It seems that this semester I have a surprisingly large number of students who are absent a lot for anxiety issues. I think I don't quite get it, don't quite really understand how difficult their level of anxiety is. I just want to say, "get your rear in gear and get to class." But I don't, because I think their issues are way more difficult than I comprehend.
I admit I've sort of lost track of how often their absences are self-reported anxiety. And how often they're absent without saying anything to me about it.
I have a fairly strict absence policy in my syllabus. Three unexcused (like official excuses) are okay, and then starting with number four there's a grade penalty. But I can't figure out how to handle the anxious students when I think they're probably anxious even if they don't email to tell me that.

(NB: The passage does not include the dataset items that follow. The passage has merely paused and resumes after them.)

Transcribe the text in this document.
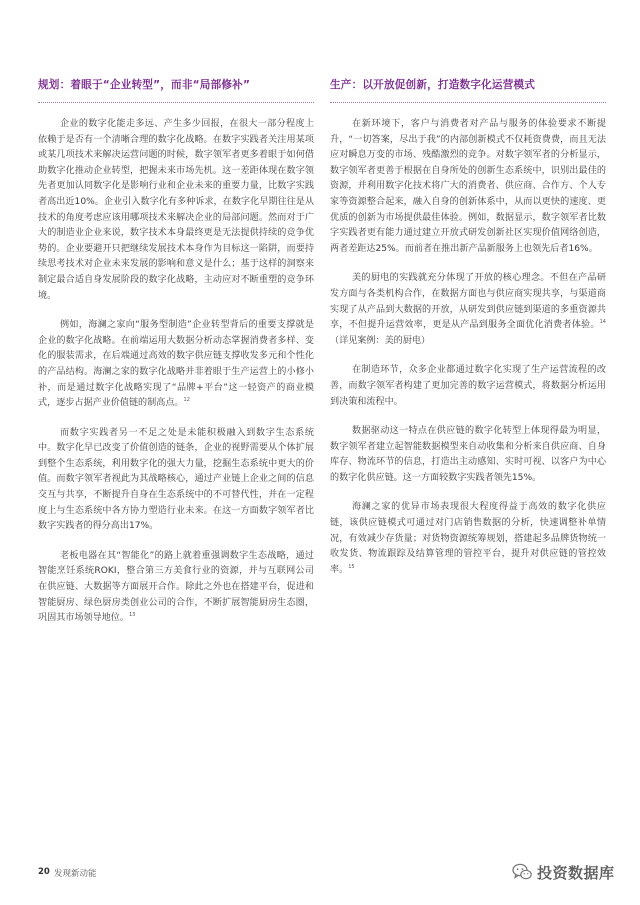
规划：着眼于“企业转型”，而非“局部修补”

企业的数字化能走多远、产生多少回报，在很大一部分程度上依赖于是否有一个清晰合理的数字化战略。在数字实践者关注用某项或某几项技术来解决运营问题的时候，数字领军者更多着眼于如何借助数字化推动企业转型，把握未来市场先机。这一差距体现在数字领先者更加认同数字化是影响行业和企业未来的重要力量，比数字实践者高出近10%。企业引入数字化有多种诉求，在数字化早期往往是从技术的角度考虑应该用哪项技术来解决企业的局部问题。然而对于广大的制造业企业来说，数字技术本身最终更是无法提供持续的竞争优势的。企业要避开只把继续发展技术本身作为目标这一陷阱，而要持续思考技术对企业未来发展的影响和意义是什么；基于这样的洞察来制定最合适自身发展阶段的数字化战略，主动应对不断重塑的竞争环境。

例如，海澜之家向“服务型制造”企业转型背后的重要支撑就是企业的数字化战略。在前端运用大数据分析动态掌握消费者多样、变化的服装需求，在后端通过高效的数字供应链支撑收发多元和个性化的产品结构。海澜之家的数字化战略并非着眼于生产运营上的小修小补，而是通过数字化战略实现了“品牌+平台”这一轻资产的商业模式，逐步占据产业价值链的制高点。$^{12}$

而数字实践者另一不足之处是未能积极融入到数字生态系统中。数字化早已改变了价值创造的链条，企业的视野需要从个体扩展到整个生态系统，利用数字化的强大力量，挖掘生态系统中更大的价值。而数字领军者视此为其战略核心，通过产业链上企业之间的信息交互与共享，不断提升自身在生态系统中的不可替代性，并在一定程度上与生态系统中各方协力塑造行业未来。在这一方面数字领军者比数字实践者的得分高出17%。

老板电器在其“智能化”的路上就着重强调数字生态战略，通过智能烹饪系统ROKI，整合第三方美食行业的资源，并与互联网公司在供应链、大数据等方面展开合作。除此之外也在搭建平台，促进和智能厨房、绿色厨房类创业公司的合作，不断扩展智能厨房生态圈，巩固其市场领导地位。$^{13}$

生产：以开放促创新，打造数字化运营模式

在新环境下，客户与消费者对产品与服务的体验要求不断提升，“一切答案，尽出于我”的内部创新模式不仅耗资费费，而且无法应对瞬息万变的市场、残酷激烈的竞争。对数字领军者的分析显示，数字领军者更善于根据在自身所处的创新生态系统中，识别出最佳的资源，并利用数字化技术将广大的消费者、供应商、合作方、个人专家等资源整合起来，融入自身的创新体系中，从而以更快的速度、更优质的创新为市场提供最佳体验。例如，数据显示，数字领军者比数字实践者更有能力通过建立开放式研发创新社区实现价值网络创造，两者差距达25%。而前者在推出新产品新服务上也领先后者16%。

美的厨电的实践就充分体现了开放的核心理念。不但在产品研发方面与各类机构合作，在数据方面也与供应商实现共享，与渠道商实现了从产品到大数据的开放，从研发到供应链到渠道的多重资源共享，不但提升运营效率，更是从产品到服务全面优化消费者体验。$^{14}$（详见案例：美的厨电）

在制造环节，众多企业都通过数字化实现了生产运营流程的改善，而数字领军者构建了更加完善的数字运营模式，将数据分析运用到决策和流程中。

数据驱动这一特点在供应链的数字化转型上体现得最为明显，数字领军者建立起智能数据模型来自动收集和分析来自供应商、自身库存、物流环节的信息，打造出主动感知、实时可视、以客户为中心的数字化供应链。这一方面较数字实践者领先15%。

海澜之家的优异市场表现很大程度得益于高效的数字化供应链，该供应链模式可通过对门店销售数据的分析，快速调整补单情况，有效减少存货量；对货物资源统筹规划，搭建起多品牌货物统一收发货、物流跟踪及结算管理的管控平台，提升对供应链的管控效率。$^{15}$

20 发现新动能	投资数据库
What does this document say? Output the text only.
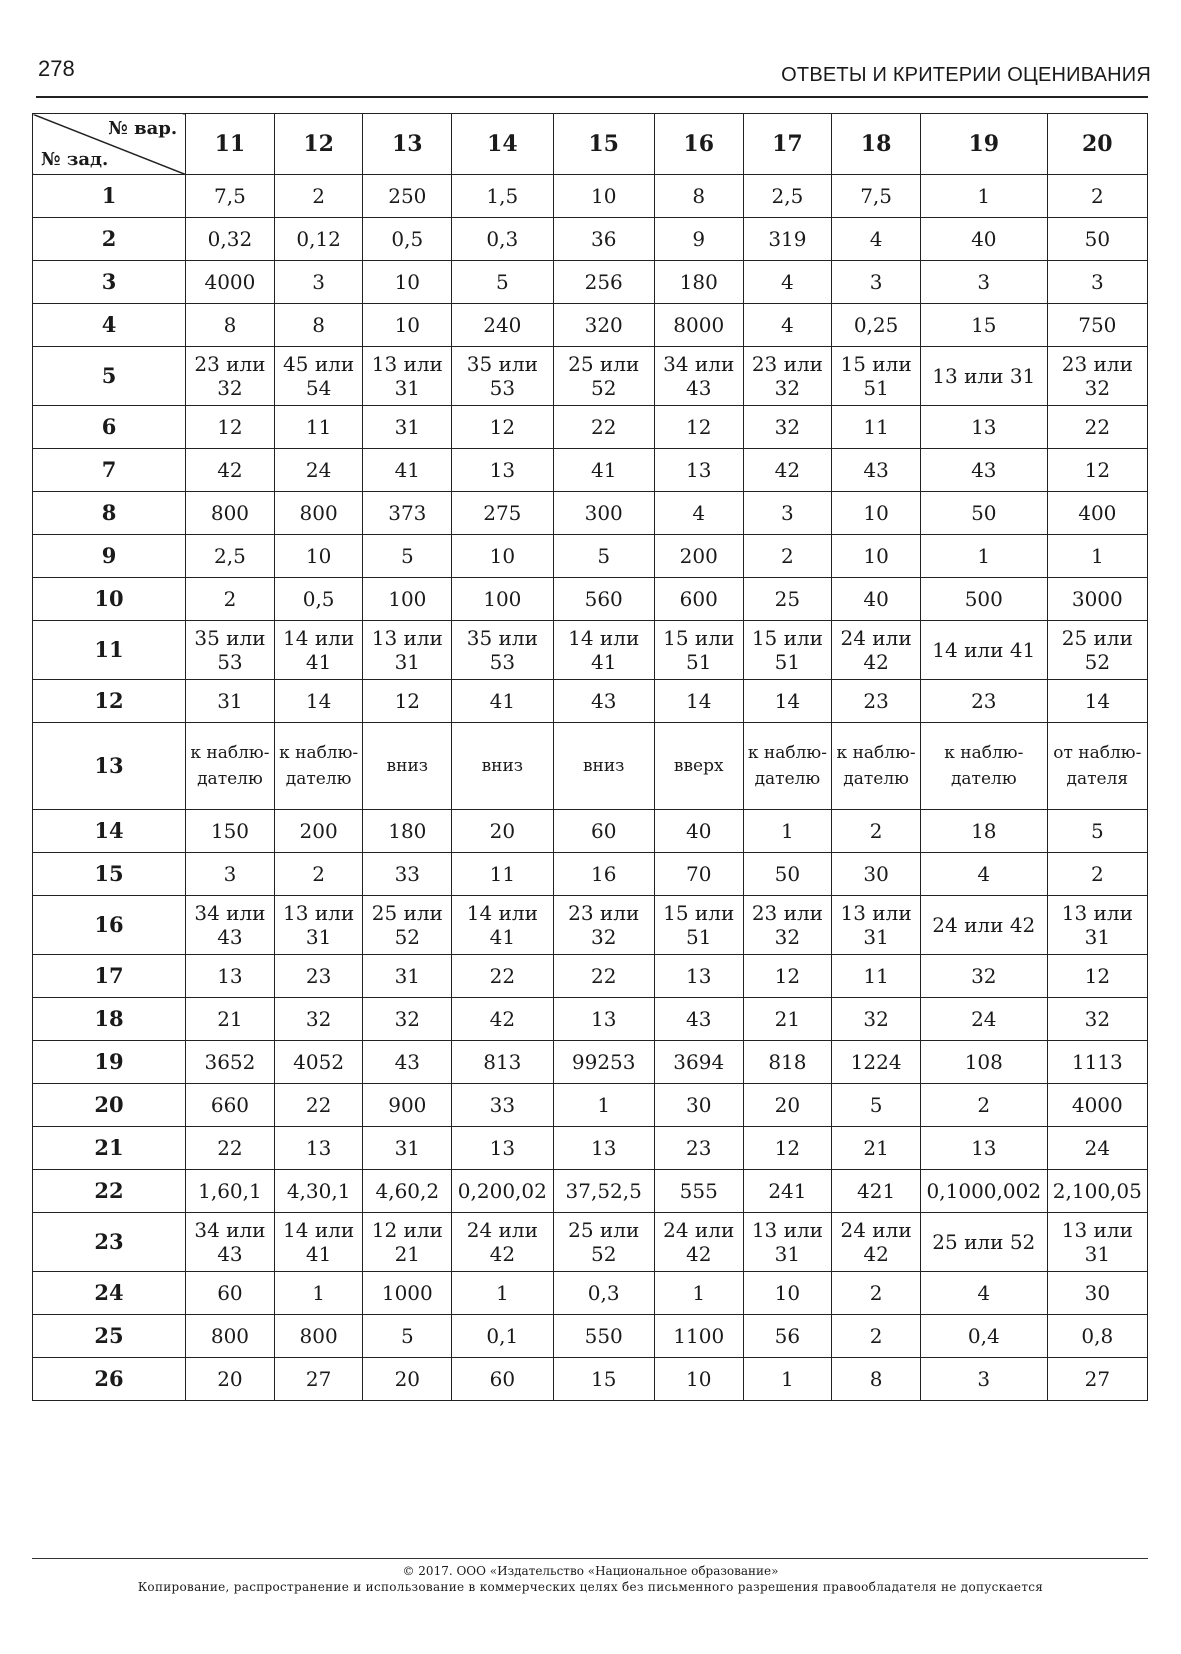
278	ОТВЕТЫ И КРИТЕРИИ ОЦЕНИВАНИЯ
№ вар.
№ зад.	11	12	13	14	15	16	17	18	19	20
1	7,5	2	250	1,5	10	8	2,5	7,5	1	2
2	0,32	0,12	0,5	0,3	36	9	319	4	40	50
3	4000	3	10	5	256	180	4	3	3	3
4	8	8	10	240	320	8000	4	0,25	15	750
5	23 или 32	45 или 54	13 или 31	35 или 53	25 или 52	34 или 43	23 или 32	15 или 51	13 или 31	23 или 32
6	12	11	31	12	22	12	32	11	13	22
7	42	24	41	13	41	13	42	43	43	12
8	800	800	373	275	300	4	3	10	50	400
9	2,5	10	5	10	5	200	2	10	1	1
10	2	0,5	100	100	560	600	25	40	500	3000
11	35 или 53	14 или 41	13 или 31	35 или 53	14 или 41	15 или 51	15 или 51	24 или 42	14 или 41	25 или 52
12	31	14	12	41	43	14	14	23	23	14
13	к наблю-дателю	к наблю-дателю	вниз	вниз	вниз	вверх	к наблю-дателю	к наблю-дателю	к наблю-дателю	от наблю-дателя
14	150	200	180	20	60	40	1	2	18	5
15	3	2	33	11	16	70	50	30	4	2
16	34 или 43	13 или 31	25 или 52	14 или 41	23 или 32	15 или 51	23 или 32	13 или 31	24 или 42	13 или 31
17	13	23	31	22	22	13	12	11	32	12
18	21	32	32	42	13	43	21	32	24	32
19	3652	4052	43	813	99253	3694	818	1224	108	1113
20	660	22	900	33	1	30	20	5	2	4000
21	22	13	31	13	13	23	12	21	13	24
22	1,60,1	4,30,1	4,60,2	0,200,02	37,52,5	555	241	421	0,1000,002	2,100,05
23	34 или 43	14 или 41	12 или 21	24 или 42	25 или 52	24 или 42	13 или 31	24 или 42	25 или 52	13 или 31
24	60	1	1000	1	0,3	1	10	2	4	30
25	800	800	5	0,1	550	1100	56	2	0,4	0,8
26	20	27	20	60	15	10	1	8	3	27
© 2017. ООО «Издательство «Национальное образование»
Копирование, распространение и использование в коммерческих целях без письменного разрешения правообладателя не допускается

And what about the other student who've missed classes? How do I handle them?
And the "I don't feel good" students who miss more than three? I'm not going to tell students they feel good; how could I? But I'm also not especially sympathetic about hangovers.
And then there's the depression problem. One student told me they were depressed because it was nearing the anniversary of the death of a loved one. I can see that might make things difficult. But I really don't know what to do if the person's absent a bunch.
We have presentations around here to help us understand when students have mental health problems, and to try to convince us to be sympathetic and helpful. But they never really get to what would actually be helpful. (One of the folks who came to talk to us suggested that it would be a radical new idea to give students a couple of days when they could not come to class if they weren't feeling well; but the three unexcused absences thing is something people were doing back in the bronze age when I was a student. So not really new or radical.)
I'm no counselor, but I do try to convince students to make an appointment. And when they tell me nothing's open for three or four weeks? What do I do?
I need to have a better sense of when what a student needs is to be told to get their rear in gear and when they need something else.
And I wonder how they're going to manage with a job? I can't imagine my employer would be especially sympathetic if I suddenly started taking days and days off because I'm not feeling well or am anxious. I'd run out of sick leave and then? (My colleagues are amazingly good at stepping up and filling in for folks who are ill or have family responsibilities. But I think patience would run thin for anxiety or depression problems.)